Com mais de 50 anos de carreira, influenciando gerações de músicos e um legado imortal passado de pai para filho, o Deep Purple, junto com LEd Zeppelin e Black Sabbath, é um dos principais pilares do hard rock e heavy metal no mundo.

Em seu 21 álbum de estúdio os coroas mostram que apesar da idade avançada ainda mantém a energia vibração de outrora e continuam sendo uma banda extremamente relevante mesmo após décadas.

Claro que nem de longe estamos falando de um disco que chegue ao patamar de brilhantismo de petardos como “Burn”, Machine Head”, Fireball”, “In The Rocks” e tantos outros. mas também não são fiascos criativos como “Abandon” e “Bananas”.
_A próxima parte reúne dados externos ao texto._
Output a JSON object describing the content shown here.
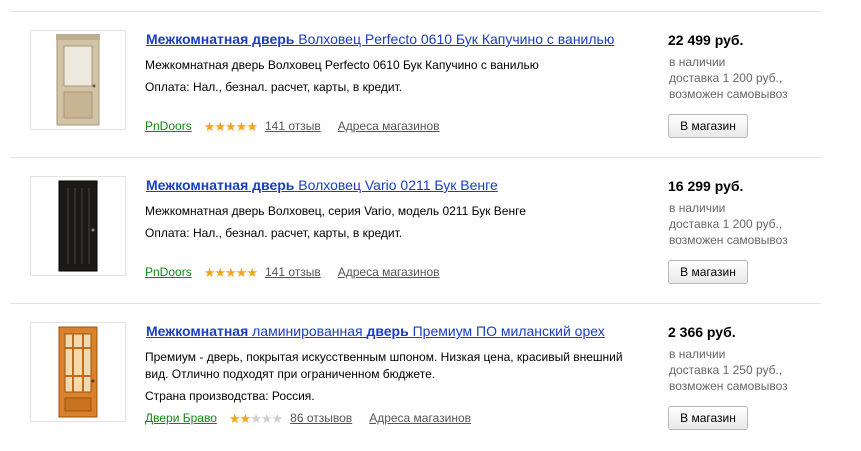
{
  "offers": [
    {
      "title_parts": [
        {
          "text": "Межкомнатная дверь",
          "bold": true
        },
        {
          "text": " Волховец Perfecto 0610 Бук Капучино с ванилью",
          "bold": false
        }
      ],
      "description": [
        "Межкомнатная дверь Волховец Perfecto 0610 Бук Капучино с ванилью",
        "Оплата: Нал., безнал. расчет, карты, в кредит."
      ],
      "shop": "PnDoors",
      "rating": 5,
      "reviews": "141 отзыв",
      "address_link": "Адреса магазинов",
      "price": "22 499 руб.",
      "availability": [
        "в наличии",
        "доставка 1 200 руб.,",
        "возможен самовывоз"
      ],
      "button": "В магазин",
      "door_color": "#c9b79a",
      "door_icon": "door-light-panel-icon"
    },
    {
      "title_parts": [
        {
          "text": "Межкомнатная дверь",
          "bold": true
        },
        {
          "text": " Волховец Vario 0211 Бук Венге",
          "bold": false
        }
      ],
      "description": [
        "Межкомнатная дверь Волховец, серия Vario, модель 0211 Бук Венге",
        "Оплата: Нал., безнал. расчет, карты, в кредит."
      ],
      "shop": "PnDoors",
      "rating": 5,
      "reviews": "141 отзыв",
      "address_link": "Адреса магазинов",
      "price": "16 299 руб.",
      "availability": [
        "в наличии",
        "доставка 1 200 руб.,",
        "возможен самовывоз"
      ],
      "button": "В магазин",
      "door_color": "#1c1a18",
      "door_icon": "door-dark-grooved-icon"
    },
    {
      "title_parts": [
        {
          "text": "Межкомнатная",
          "bold": true
        },
        {
          "text": " ламинированная ",
          "bold": false
        },
        {
          "text": "дверь",
          "bold": true
        },
        {
          "text": " Премиум ПО миланский орех",
          "bold": false
        }
      ],
      "description": [
        "Премиум - дверь, покрытая искусственным шпоном. Низкая цена, красивый внешний вид. Отлично подходят при ограниченном бюджете.",
        "Страна производства: Россия."
      ],
      "shop": "Двери Браво",
      "rating": 2,
      "reviews": "86 отзывов",
      "address_link": "Адреса магазинов",
      "price": "2 366 руб.",
      "availability": [
        "в наличии",
        "доставка 1 250 руб.,",
        "возможен самовывоз"
      ],
      "button": "В магазин",
      "door_color": "#d9822b",
      "door_icon": "door-orange-glass-icon"
    }
  ]
}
Mais uma vez a banda contou com o competentíssimo produtor Bob Erzin, que assinou os três últimos discos da banda e discos da magnitude de School’s Out (1972) de Alice Cooper, Destroyer (1976) do Kiss e The Wall (1979) do Pink Floyd.

Mantendo o alto astral e o clima leve dos discos anteriores, “Now What?!” (2013) e “Infinite” (2017), com composições predominantemente curtas e diretas, “Whoosh!” parece soar como o a última parte de uma trilogia da fase atual da banda.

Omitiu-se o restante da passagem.